Гладенький белокурый юнкер подошел к Мари, щелкнул каблуками и сказал, бледнея и торопясь:
– Мы, кажется, знакомы… на пляже…
Мари вспыхнула, схватилась за руку отца.
– Я здешний, Шенау… мы соседи…
Мари взглянула на отца, быстро отдернула от него руку и спросила:
– Из замка… там, за Лауше?
– Да, на запад…
Мари решительно шагнула вперед.
– Скажите, маркграфиня, каменная маркграфиня… – У ней захватило дыханье, она не могла докончить.

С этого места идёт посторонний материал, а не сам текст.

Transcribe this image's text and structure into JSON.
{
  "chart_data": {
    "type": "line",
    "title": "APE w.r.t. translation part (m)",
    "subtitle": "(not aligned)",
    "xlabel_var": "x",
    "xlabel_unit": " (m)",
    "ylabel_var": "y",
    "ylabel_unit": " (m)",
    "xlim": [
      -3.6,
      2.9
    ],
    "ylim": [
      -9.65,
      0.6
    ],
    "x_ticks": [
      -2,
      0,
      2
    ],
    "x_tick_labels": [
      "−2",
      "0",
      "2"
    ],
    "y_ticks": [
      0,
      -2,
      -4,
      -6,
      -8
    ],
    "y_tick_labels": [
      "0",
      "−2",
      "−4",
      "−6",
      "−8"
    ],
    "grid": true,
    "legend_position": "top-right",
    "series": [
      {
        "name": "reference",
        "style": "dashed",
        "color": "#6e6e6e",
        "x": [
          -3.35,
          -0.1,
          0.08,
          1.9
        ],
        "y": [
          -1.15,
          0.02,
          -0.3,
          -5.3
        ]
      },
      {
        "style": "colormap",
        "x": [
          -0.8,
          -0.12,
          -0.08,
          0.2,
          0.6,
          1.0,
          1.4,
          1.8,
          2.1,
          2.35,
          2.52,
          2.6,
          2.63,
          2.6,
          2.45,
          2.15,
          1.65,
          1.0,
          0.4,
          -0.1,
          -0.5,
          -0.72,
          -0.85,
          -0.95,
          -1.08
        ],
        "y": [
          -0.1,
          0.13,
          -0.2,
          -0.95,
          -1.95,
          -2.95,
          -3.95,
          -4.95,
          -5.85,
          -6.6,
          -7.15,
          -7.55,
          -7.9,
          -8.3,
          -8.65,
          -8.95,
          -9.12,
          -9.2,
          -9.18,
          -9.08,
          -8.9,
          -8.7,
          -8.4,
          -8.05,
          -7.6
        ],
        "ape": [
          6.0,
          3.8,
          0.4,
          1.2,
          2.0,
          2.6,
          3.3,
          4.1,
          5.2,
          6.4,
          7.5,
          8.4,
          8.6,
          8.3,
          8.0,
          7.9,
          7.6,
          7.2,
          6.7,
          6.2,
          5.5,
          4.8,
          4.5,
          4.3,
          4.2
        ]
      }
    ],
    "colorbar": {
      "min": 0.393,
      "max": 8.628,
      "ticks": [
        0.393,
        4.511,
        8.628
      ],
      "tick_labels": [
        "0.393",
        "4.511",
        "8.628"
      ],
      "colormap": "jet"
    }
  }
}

– Да, в новом замке. Хотите посмотреть? Приходите.
Герр Урбах подошел к круглому пожилому человеку, стоявшему поодаль от юнкера, и приподнял шляпу…
Как прошли два дня, протянувшиеся вечностью между закопченной станцией в горах и лесными просеками на запад от Лауше? Как сдвинулись и полетели часы, стоявшие неподвижно днем и ночью? Как настал конец медленной муке, когда каждый миг должно что-то случиться, каждое мгновенье может раздаться чей-то оклик и в каждой секунде кроется какой-то вопрос?
Но конец настал, и тогда мгновения, минуты, часы понеслись наперегонки с ногами по просекам, мимо рыжих сосен, в запахе смолы и хрусте мягкой хвои.
– Пришли? – спросил светлоглазый юнкер, и Мари показалось, что он поперхнулся от испуга.
– Не бойтесь, – подбодрила она, – прямо туда, к ней…
Замок был тих, в парке, где поджидал Мари юнкер, вдоль старых стен лежали горки осыпавшейся извести, проросшей травой, двери и проходы были низки, звуки шагов разбегались по сторонам и вырастали в гул где-то глубоко в стенах.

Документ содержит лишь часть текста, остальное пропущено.